On Nov. 7, 2021, Divine Peace, Milwaukee, Wis., held its final worship service after sharing the gospel with its neighborhood for almost 65 years. It was an emotional day filled with memories of weddings and baptisms, confirmations and Christian funerals. Yet there was a joy beneath the sadness—a joy that only peace in Christ can bring. The members of Divine Peace know that they are a part of God’s bigger plan for the kingdom.
“There does come a time when God leads churches to close because he has another use for them or their resources,” says church president Brian Gottschalk. “God had a plan for Divine Peace, and it is good. God has a plan for his church on earth, and it is good. I pray that our members and others recognize that and thank God for the wonderful opportunity he has given us to serve him as his people here on this earth.”
When Divine Peace was established in 1957, it was built on the outskirts of a growing city, surrounded by farmland. Over the years, farmland gave way to starter homes and apartment buildings. As homeowners began to move to the suburbs and those in the apartments constantly came and went, it became difficult for Divine Peace to build lasting relationships with its transient neighbors and sustain its membership.
As the congregation began to run out of resources and its pastor took a call to another congregation in June 2021, Divine Peace’s leadership knew it was time to prayerfully evaluate its future. Retired Pastor James Aderman, a member at Divine Peace, worked with church leadership to ask some tough questions. “We asked ourselves, ‘What does God want our congregation to do and be like?’ ’’ he remembers. “We then asked, ‘Do we have the resources to reach out with the gospel to our community?’ ” Members also looked at the density of WELS congregations that are now in the area—four within a 1.5-mile radius.
“As the congregation discussed whether to soldier on with limited manpower and diminishing finances, I was pleased to hear members say things like, ‘I hate the thought of closing our church, but if all we are able to do is exist and not actively share the gospel, we should not continue. Church is more than having a service on Sunday,’ ” recalls Aderman.
By the end of August, after extensive Scripture study and prayer, open forums, and a special sermon series, the congregation determined it no longer could carry out a sustainable ministry. “We believed it was a better use of our time, talents, and treasures to close Divine Peace and redeploy these gifts to other areas of ministry. This redeployment would involve sending our membership to other WELS congregations in our community to support and strengthen those churches,” says Gottschalk.

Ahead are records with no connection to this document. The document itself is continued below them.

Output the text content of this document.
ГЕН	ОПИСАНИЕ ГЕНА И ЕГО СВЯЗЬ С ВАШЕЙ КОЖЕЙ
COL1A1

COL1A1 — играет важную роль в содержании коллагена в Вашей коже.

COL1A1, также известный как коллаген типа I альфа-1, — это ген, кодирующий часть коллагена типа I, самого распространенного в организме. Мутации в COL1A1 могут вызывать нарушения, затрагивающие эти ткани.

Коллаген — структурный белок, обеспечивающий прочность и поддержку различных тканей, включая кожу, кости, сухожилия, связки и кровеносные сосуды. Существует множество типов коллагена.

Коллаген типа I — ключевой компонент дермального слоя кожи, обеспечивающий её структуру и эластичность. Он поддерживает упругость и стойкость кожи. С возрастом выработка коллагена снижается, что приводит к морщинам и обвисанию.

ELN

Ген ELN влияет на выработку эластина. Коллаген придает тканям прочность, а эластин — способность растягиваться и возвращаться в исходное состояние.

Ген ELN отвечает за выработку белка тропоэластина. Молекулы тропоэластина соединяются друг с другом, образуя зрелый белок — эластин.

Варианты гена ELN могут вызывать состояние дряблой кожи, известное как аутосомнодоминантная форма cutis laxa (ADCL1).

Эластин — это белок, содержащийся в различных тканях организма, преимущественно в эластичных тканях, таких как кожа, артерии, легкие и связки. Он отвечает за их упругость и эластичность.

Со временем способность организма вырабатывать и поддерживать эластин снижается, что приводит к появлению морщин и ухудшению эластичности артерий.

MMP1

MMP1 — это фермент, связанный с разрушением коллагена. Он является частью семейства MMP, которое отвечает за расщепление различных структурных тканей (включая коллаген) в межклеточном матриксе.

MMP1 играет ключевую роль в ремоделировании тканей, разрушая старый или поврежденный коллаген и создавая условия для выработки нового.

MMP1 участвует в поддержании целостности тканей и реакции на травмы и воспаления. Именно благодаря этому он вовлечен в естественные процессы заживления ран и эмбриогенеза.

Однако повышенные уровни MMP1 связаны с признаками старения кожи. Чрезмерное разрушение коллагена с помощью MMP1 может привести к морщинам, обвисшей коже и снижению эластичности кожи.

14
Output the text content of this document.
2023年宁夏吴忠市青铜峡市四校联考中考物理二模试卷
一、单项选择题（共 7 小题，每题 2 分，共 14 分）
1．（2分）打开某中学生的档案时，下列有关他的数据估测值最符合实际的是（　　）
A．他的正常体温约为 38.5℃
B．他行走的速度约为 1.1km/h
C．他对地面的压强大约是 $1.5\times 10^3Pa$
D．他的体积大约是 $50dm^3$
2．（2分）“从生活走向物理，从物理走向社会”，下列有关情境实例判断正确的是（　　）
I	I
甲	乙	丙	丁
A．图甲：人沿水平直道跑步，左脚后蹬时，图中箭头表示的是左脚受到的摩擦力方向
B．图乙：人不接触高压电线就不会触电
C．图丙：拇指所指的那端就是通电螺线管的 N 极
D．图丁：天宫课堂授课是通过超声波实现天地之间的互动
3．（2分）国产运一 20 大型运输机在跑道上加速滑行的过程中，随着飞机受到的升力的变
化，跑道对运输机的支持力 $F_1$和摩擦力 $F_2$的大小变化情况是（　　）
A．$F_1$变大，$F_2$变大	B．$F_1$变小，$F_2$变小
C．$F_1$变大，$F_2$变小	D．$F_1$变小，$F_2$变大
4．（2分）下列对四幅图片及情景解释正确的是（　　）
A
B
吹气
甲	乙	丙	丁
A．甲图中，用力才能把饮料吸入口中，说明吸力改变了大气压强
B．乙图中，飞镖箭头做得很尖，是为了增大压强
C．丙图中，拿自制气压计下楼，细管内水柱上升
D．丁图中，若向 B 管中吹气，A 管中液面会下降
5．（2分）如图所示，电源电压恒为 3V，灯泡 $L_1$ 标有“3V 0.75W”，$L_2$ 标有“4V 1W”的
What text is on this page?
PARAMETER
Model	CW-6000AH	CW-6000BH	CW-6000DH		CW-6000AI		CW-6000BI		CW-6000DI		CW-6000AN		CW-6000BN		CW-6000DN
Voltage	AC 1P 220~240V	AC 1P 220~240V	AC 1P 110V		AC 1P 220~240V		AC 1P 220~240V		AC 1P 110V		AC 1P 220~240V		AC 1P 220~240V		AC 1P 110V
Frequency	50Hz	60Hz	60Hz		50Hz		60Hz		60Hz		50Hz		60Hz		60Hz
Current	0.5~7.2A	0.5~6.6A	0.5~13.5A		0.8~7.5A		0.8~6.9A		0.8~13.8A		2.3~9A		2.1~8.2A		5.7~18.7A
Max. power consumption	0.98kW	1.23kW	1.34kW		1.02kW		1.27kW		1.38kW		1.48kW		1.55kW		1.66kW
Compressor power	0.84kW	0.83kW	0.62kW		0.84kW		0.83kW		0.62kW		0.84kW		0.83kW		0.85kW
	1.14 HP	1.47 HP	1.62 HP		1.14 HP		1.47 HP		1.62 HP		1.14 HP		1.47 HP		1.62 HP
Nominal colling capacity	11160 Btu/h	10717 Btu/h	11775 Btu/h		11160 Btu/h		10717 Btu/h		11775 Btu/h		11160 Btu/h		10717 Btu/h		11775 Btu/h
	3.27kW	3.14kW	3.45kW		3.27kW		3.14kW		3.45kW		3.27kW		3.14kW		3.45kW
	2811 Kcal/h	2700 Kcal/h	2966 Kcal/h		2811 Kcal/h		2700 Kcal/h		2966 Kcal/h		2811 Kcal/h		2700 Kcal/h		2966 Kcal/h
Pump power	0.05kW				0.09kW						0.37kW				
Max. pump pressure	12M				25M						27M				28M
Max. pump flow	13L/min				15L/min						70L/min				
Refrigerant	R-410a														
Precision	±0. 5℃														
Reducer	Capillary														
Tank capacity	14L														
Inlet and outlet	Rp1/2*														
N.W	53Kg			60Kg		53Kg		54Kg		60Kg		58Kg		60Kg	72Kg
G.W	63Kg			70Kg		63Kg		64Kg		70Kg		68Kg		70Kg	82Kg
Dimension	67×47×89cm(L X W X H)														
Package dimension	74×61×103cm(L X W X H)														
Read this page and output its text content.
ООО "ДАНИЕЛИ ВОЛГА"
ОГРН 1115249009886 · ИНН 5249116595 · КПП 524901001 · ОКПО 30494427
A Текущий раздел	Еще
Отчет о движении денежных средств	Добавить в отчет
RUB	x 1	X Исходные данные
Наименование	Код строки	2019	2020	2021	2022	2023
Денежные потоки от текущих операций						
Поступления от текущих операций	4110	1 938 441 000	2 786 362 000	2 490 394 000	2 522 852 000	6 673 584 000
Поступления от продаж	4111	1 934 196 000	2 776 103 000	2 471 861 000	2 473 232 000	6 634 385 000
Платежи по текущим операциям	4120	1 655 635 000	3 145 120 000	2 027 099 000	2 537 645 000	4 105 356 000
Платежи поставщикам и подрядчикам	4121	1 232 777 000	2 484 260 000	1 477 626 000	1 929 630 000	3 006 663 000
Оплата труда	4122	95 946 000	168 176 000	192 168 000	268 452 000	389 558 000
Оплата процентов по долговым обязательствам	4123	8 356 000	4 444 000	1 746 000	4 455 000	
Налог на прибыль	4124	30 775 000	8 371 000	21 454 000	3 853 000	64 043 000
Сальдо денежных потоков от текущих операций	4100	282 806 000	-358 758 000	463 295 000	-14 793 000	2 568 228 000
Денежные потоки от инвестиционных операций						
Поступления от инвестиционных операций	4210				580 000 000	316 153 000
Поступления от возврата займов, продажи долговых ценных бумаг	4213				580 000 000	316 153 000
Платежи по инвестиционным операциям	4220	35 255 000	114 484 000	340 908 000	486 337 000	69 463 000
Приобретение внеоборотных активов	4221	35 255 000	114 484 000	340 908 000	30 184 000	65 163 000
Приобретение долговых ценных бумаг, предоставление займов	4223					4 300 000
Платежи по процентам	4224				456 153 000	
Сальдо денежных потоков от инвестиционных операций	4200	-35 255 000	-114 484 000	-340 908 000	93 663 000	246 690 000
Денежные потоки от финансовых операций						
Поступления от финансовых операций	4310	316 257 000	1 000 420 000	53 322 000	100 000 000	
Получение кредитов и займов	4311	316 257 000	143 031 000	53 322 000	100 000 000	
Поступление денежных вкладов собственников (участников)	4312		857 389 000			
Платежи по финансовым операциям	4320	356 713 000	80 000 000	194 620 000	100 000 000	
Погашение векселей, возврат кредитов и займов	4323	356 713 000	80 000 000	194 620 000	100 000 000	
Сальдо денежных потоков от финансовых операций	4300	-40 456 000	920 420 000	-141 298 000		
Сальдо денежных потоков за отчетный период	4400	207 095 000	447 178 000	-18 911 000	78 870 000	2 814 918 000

Divine Peace also could now continue a ministry that has always been of utmost importance to the congregation: reaching outside the church’s four walls with the gospel. They decided to work with WELS Foundation to sell the church and parsonage and split the assets: 80 percent to WELS to support WELS Missions and Congregational Services and 20 percent to support Christian education at nearby Wisconsin Lutheran High School through its foundation’s endowment. Even though Divine Peace closed its doors, its legacy of faith will continue for years to come.
Founding Divine Peace member Elaine Cook admits she will miss the relationships she and her family built at the church over the past six decades. But she trusts God’s plan and continues to lean on the faith that has sustained her for 95 years: “Although I don’t always understand, I know that God is directing. And you leave it there. I just pray and thank God we had Divine Peace in our lives. That we could be part of it was a gift.”